Illustrating his vision for a turnaround at recall-slammed Honda (HMC), Takahiro Hachigo, the automaker’s new chief executive, said he doesn’t have plans to provide financial aid to Takata (TKTDY), and has set aside enough money this year to cover the cost of recalling over 2M cars. Honda continues to suffer due to Takata’s costly global recall, which has dented the automaker’s public image as well as its earnings.
Philip Morris plans to sell over $1B worth of shares in its Indonesian operation, PT HM Sampoerna, in what would be one of the year’s biggest share sales in Southeast Asia.

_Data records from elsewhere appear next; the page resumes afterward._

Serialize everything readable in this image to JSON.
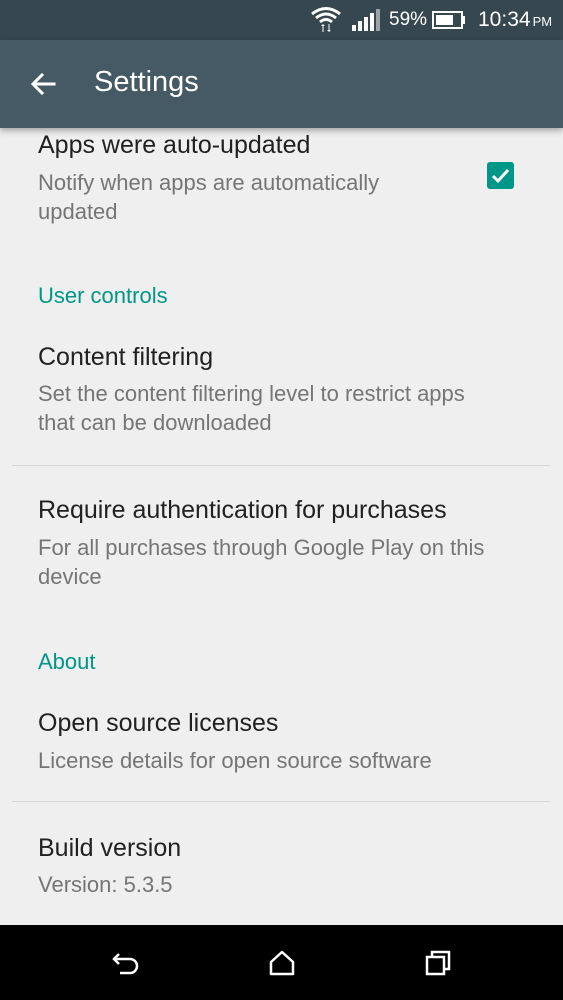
{
  "status_bar": {
    "battery_percent": "59%",
    "time": "10:34",
    "ampm": "PM"
  },
  "toolbar": {
    "title": "Settings"
  },
  "items": {
    "auto_updated": {
      "title": "Apps were auto-updated",
      "subtitle": "Notify when apps are automatically updated",
      "checked": true
    },
    "section_user_controls": "User controls",
    "content_filtering": {
      "title": "Content filtering",
      "subtitle": "Set the content filtering level to restrict apps that can be downloaded"
    },
    "require_auth": {
      "title": "Require authentication for purchases",
      "subtitle": "For all purchases through Google Play on this device"
    },
    "section_about": "About",
    "open_source": {
      "title": "Open source licenses",
      "subtitle": "License details for open source software"
    },
    "build_version": {
      "title": "Build version",
      "subtitle": "Version: 5.3.5"
    }
  },
  "colors": {
    "accent": "#009688",
    "toolbar": "#455a64",
    "status_bar": "#37474f",
    "background": "#efefef"
  }
}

The sale would allow Philip Morris (PM) to comply with a pending stock-exchange rule requiring all Indonesia-listed companies to have a minimum free float of 7.5%.
Investors pulled another $3B in assets from the Pimco Total Return Fund (PTTRX) in June, compared with $2.7B the previous month, in another sign the fund is still bleeding since the departure of Bill Gross last fall. On top of cash withdrawals of $5.6B in April and $7.3B in March, total assets in the fund have now plunged to $102.8B from a peak of $293B in April 2013.
Toshiba shares are poised to feel more pressure after an ongoing investigation into past accounting practices found more irregularities than previously expected. A source familiar with the matter said Toshiba (TOSYY) may need to write down past earnings by over ¥100B ($818M), more than double earlier estimates. Since the company disclosed the internal investigation in early April, shares have fallen 22% and many analysts have suspended their ratings.